The Gemma 2 large language model offers higher inference performance, greater efficiency, and significant advances in security compared to the first generation.
In a press release, Google said the Gemma 2-27B model rivals the performance of mainstream models at twice the scale and requires only a single NVIDIA H100 ensor Core GPU or TPU host to achieve this performance, significantly reducing deployment costs.
The Gemma 2-9B model outperforms Llama 3 8B and other open source models of similar size. Google also plans to release the Gemma 2 model with 2.6 billion parameters in the coming months, which is better suited for smartphone AI scenarios.
Google says it redesigned the overall architecture for Gemma 2 to achieve superior performance and inference efficiency.
The main features of Gemma 2 are as follows:
Excellent performance:
The 27B version offers the best performance in its size class and is even more competitive than models twice its size.The 9B version also leads its class in performance, outperforming the Llama 3 8B and other open models in its size class.
Efficiency and cost:
27B Gemma 2 models can run inference efficiently at full precision on a single Google Cloud TPU host, NVIDIA A100 80GB Tensor Core GPU, or NVIDIA H100 Tensor Core GPU, dramatically reducing costs while maintaining high performance.

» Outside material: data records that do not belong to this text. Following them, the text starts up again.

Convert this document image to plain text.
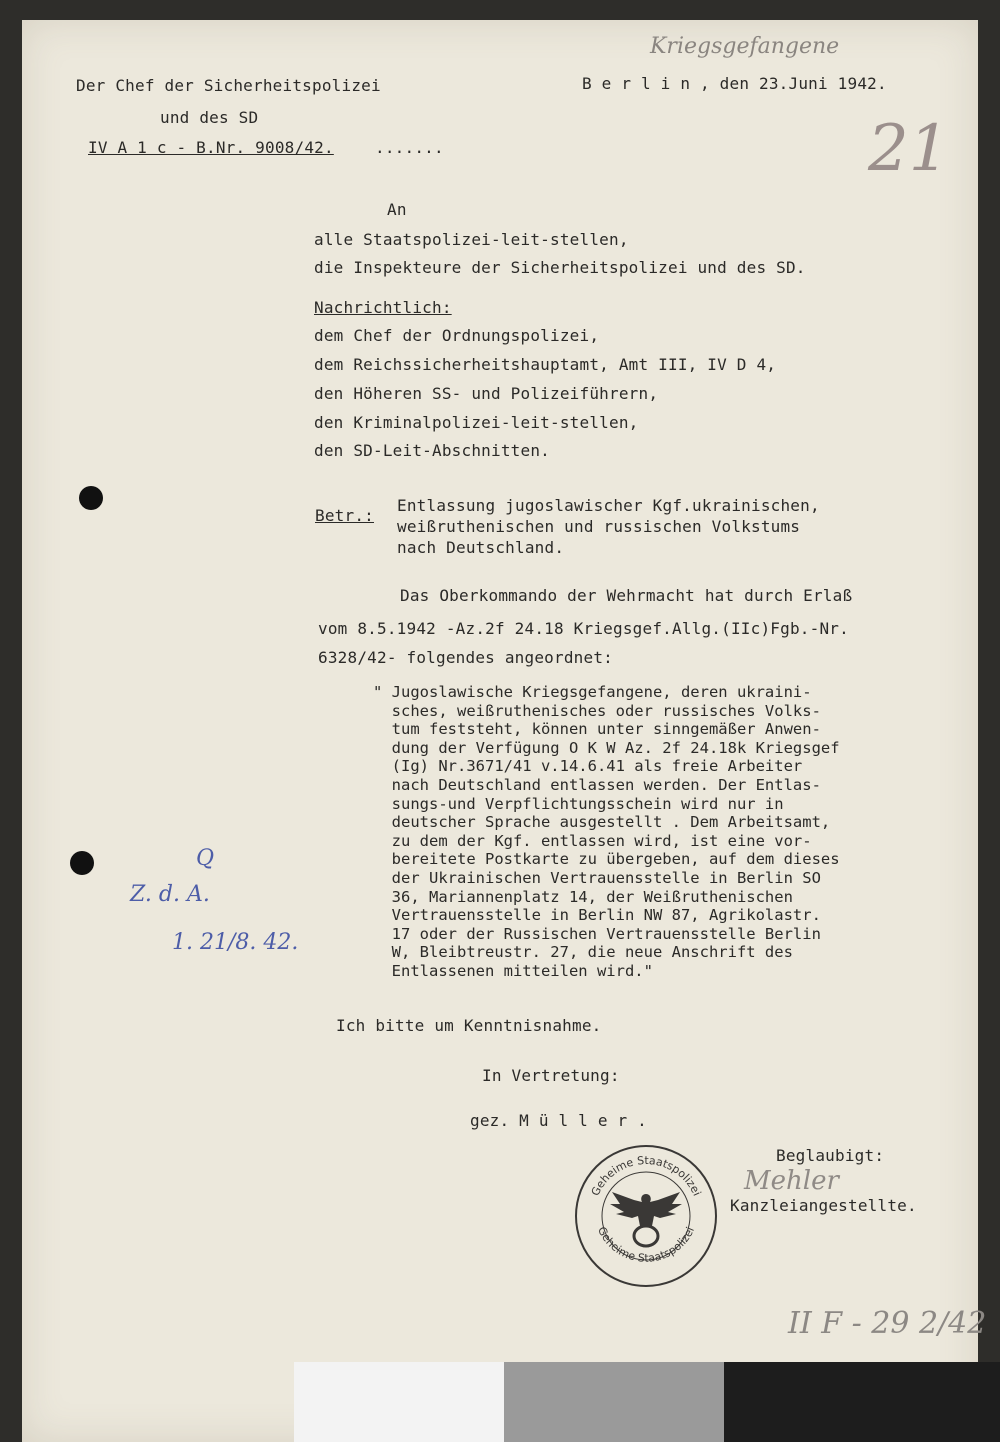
Der Chef der Sicherheitspolizei
und des SD
IV A 1 c - B.Nr. 9008/42.	.......
B e r l i n , den 23.Juni 1942.
Kriegsgefangene
21
An
alle Staatspolizei-leit-stellen,
die Inspekteure der Sicherheitspolizei und des SD.
Nachrichtlich:
dem Chef der Ordnungspolizei,
dem Reichssicherheitshauptamt, Amt III, IV D 4,
den Höheren SS- und Polizeiführern,
den Kriminalpolizei-leit-stellen,
den SD-Leit-Abschnitten.
Betr.:
Entlassung jugoslawischer Kgf.ukrainischen,
weißruthenischen und russischen Volkstums
nach Deutschland.
Das Oberkommando der Wehrmacht hat durch Erlaß
vom 8.5.1942 -Az.2f 24.18 Kriegsgef.Allg.(IIc)Fgb.-Nr.
6328/42- folgendes angeordnet:
" Jugoslawische Kriegsgefangene, deren ukraini-
sches, weißruthenisches oder russisches Volks-
tum feststeht, können unter sinngemäßer Anwen-
dung der Verfügung O K W Az. 2f 24.18k Kriegsgef
(Ig) Nr.3671/41 v.14.6.41 als freie Arbeiter
nach Deutschland entlassen werden. Der Entlas-
sungs-und Verpflichtungsschein wird nur in
deutscher Sprache ausgestellt . Dem Arbeitsamt,
zu dem der Kgf. entlassen wird, ist eine vor-
bereitete Postkarte zu übergeben, auf dem dieses
der Ukrainischen Vertrauensstelle in Berlin SO
36, Mariannenplatz 14, der Weißruthenischen
Vertrauensstelle in Berlin NW 87, Agrikolastr.
17 oder der Russischen Vertrauensstelle Berlin
W, Bleibtreustr. 27, die neue Anschrift des
Entlassenen mitteilen wird."
Q
Z. d. A.
1. 21/8. 42.
Ich bitte um Kenntnisnahme.
In Vertretung:
gez. M ü l l e r .
Beglaubigt:
Kanzleiangestellte.
Mehler
Geheime Staatspolizei
Geheime Staatspolizei
II F - 29 2/42
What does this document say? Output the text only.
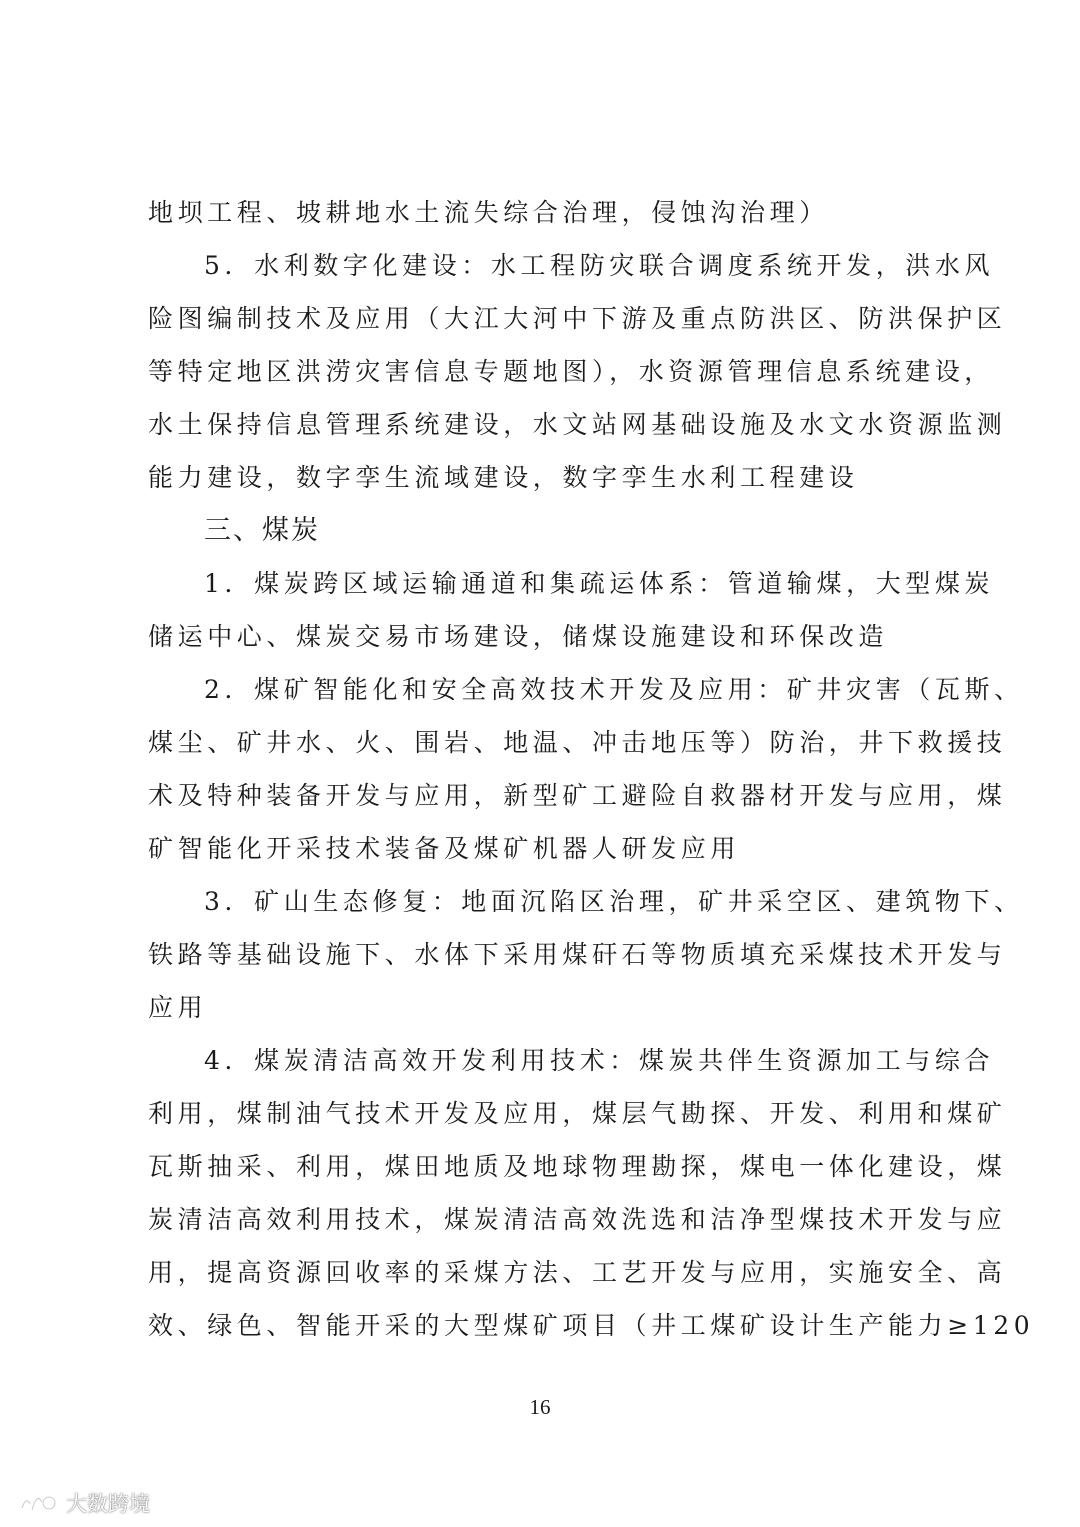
地坝工程、坡耕地水土流失综合治理，侵蚀沟治理）
5．水利数字化建设：水工程防灾联合调度系统开发，洪水风
险图编制技术及应用（大江大河中下游及重点防洪区、防洪保护区
等特定地区洪涝灾害信息专题地图），水资源管理信息系统建设，
水土保持信息管理系统建设，水文站网基础设施及水文水资源监测
能力建设，数字孪生流域建设，数字孪生水利工程建设
三、煤炭
1．煤炭跨区域运输通道和集疏运体系：管道输煤，大型煤炭
储运中心、煤炭交易市场建设，储煤设施建设和环保改造
2．煤矿智能化和安全高效技术开发及应用：矿井灾害（瓦斯、
煤尘、矿井水、火、围岩、地温、冲击地压等）防治，井下救援技
术及特种装备开发与应用，新型矿工避险自救器材开发与应用，煤
矿智能化开采技术装备及煤矿机器人研发应用
3．矿山生态修复：地面沉陷区治理，矿井采空区、建筑物下、
铁路等基础设施下、水体下采用煤矸石等物质填充采煤技术开发与
应用
4．煤炭清洁高效开发利用技术：煤炭共伴生资源加工与综合
利用，煤制油气技术开发及应用，煤层气勘探、开发、利用和煤矿
瓦斯抽采、利用，煤田地质及地球物理勘探，煤电一体化建设，煤
炭清洁高效利用技术，煤炭清洁高效洗选和洁净型煤技术开发与应
用，提高资源回收率的采煤方法、工艺开发与应用，实施安全、高
效、绿色、智能开采的大型煤矿项目（井工煤矿设计生产能力≥120
16
大数跨境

This makes AI deployments easier to achieve and more budget-friendly.
Cross-Hardware Rapid Reasoning
Gemma 2 is optimized to run at blazing speeds on a wide range of hardware, from powerful gaming laptops and high-end desktops to cloud-based setups.
Trying full-precision Gemma 2 in Google AI Studio on a CPU with Gemma.cpp Unlock local performance with a quantized version of NVIDIA RTX or GeForce RTX, or try it out on a NVIDIA RTX or GeForce RTX-equipped home computer with Hugging Face Transformers.